(April 2011) IT WAS NOT A BIG MISTAKE. I ended up with damage only to my pride and my reputation. But, I took a shortcut, and I learned about flying from that.
I grew up on World War I flying books left in my bedroom bookcase by previous generations. I listened to Dad tell of his Stearman lessons from early 1941. I was mad about flying and desperate to get started.
Sometime around my 14th birthday, in the dark ages of the ’60s, the Cleveland Soaring Society relocated to a field north of Jefferson, Ohio. Within the year an older friend was driving me there and we were taking lessons. Neither of us had much money, so sometimes we just hung around, helped drag sailplanes around or ran with a wing to get a flight started on the single central running gear. Most of the boys I ran with put their money into cars. Bad decision. Cars could be borrowed. Long before I could drive legally, my few farm wages went into flying lessons. Years later I demonstrated to my mother my skill at forging her name when she got around to asking how I got permission to fly.
The flying experiences were priceless. I still remember my first loop and the spin over the feed mill. All motion seemed to stop as the feed mill went ’round and ’round and got bigger. I remember circling in a thermal. I looked up and saw another airplane above me in the same stack. Between us was a hawk, circling with us.
I realize now that it was the sailplanes that got me into trouble later. Landing a sailplane is a skill that does not transfer well to a power airplane. In a Schweizer 2-22E we flew around the countryside at 38 miles an hour, searching for some lift while coordinating our turns by the piece of yarn taped to the outside of the canopy.
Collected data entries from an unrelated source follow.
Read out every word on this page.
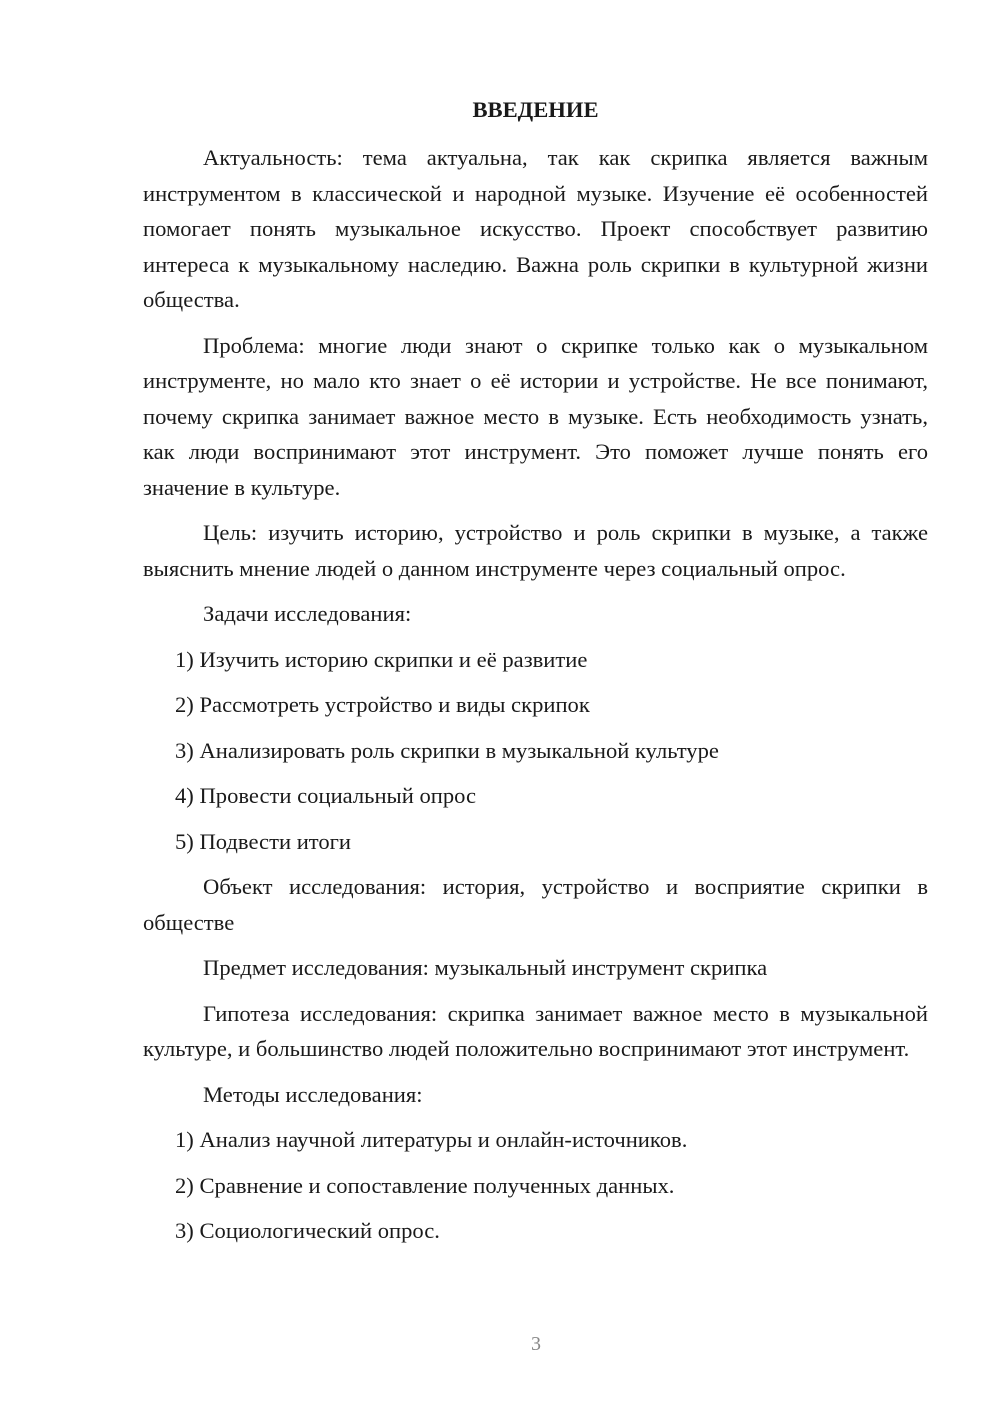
ВВЕДЕНИЕ

Актуальность: тема актуальна, так как скрипка является важным инструментом в классической и народной музыке. Изучение её особенностей помогает понять музыкальное искусство. Проект способствует развитию интереса к музыкальному наследию. Важна роль скрипки в культурной жизни общества.

Проблема: многие люди знают о скрипке только как о музыкальном инструменте, но мало кто знает о её истории и устройстве. Не все понимают, почему скрипка занимает важное место в музыке. Есть необходимость узнать, как люди воспринимают этот инструмент. Это поможет лучше понять его значение в культуре.

Цель: изучить историю, устройство и роль скрипки в музыке, а также выяснить мнение людей о данном инструменте через социальный опрос.

Задачи исследования:

1) Изучить историю скрипки и её развитие
2) Рассмотреть устройство и виды скрипок
3) Анализировать роль скрипки в музыкальной культуре
4) Провести социальный опрос
5) Подвести итоги

Объект исследования: история, устройство и восприятие скрипки в обществе

Предмет исследования: музыкальный инструмент скрипка

Гипотеза исследования: скрипка занимает важное место в музыкальной культуре, и большинство людей положительно воспринимают этот инструмент.

Методы исследования:

1) Анализ научной литературы и онлайн-источников.
2) Сравнение и сопоставление полученных данных.
3) Социологический опрос.
3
We landed by increasing the speed to 50. The sailplane was pointed to the ground and flown into it. At contact we pushed the stick ahead to roll the nose onto the wooden skid, which served as a brake. The wings were balanced with the stick until they stopped flying and settled onto toy wheels at the end of spring steel rods.
We landed long by intention so as to stop a hundred feet or so before the lineup of sailplanes waiting for a tow. Landing short would have seemed judicious but was bad form, requiring helpers to come out and pull you into place. If you were tempted to flare out, you would have ended up in a pile of sailplanes.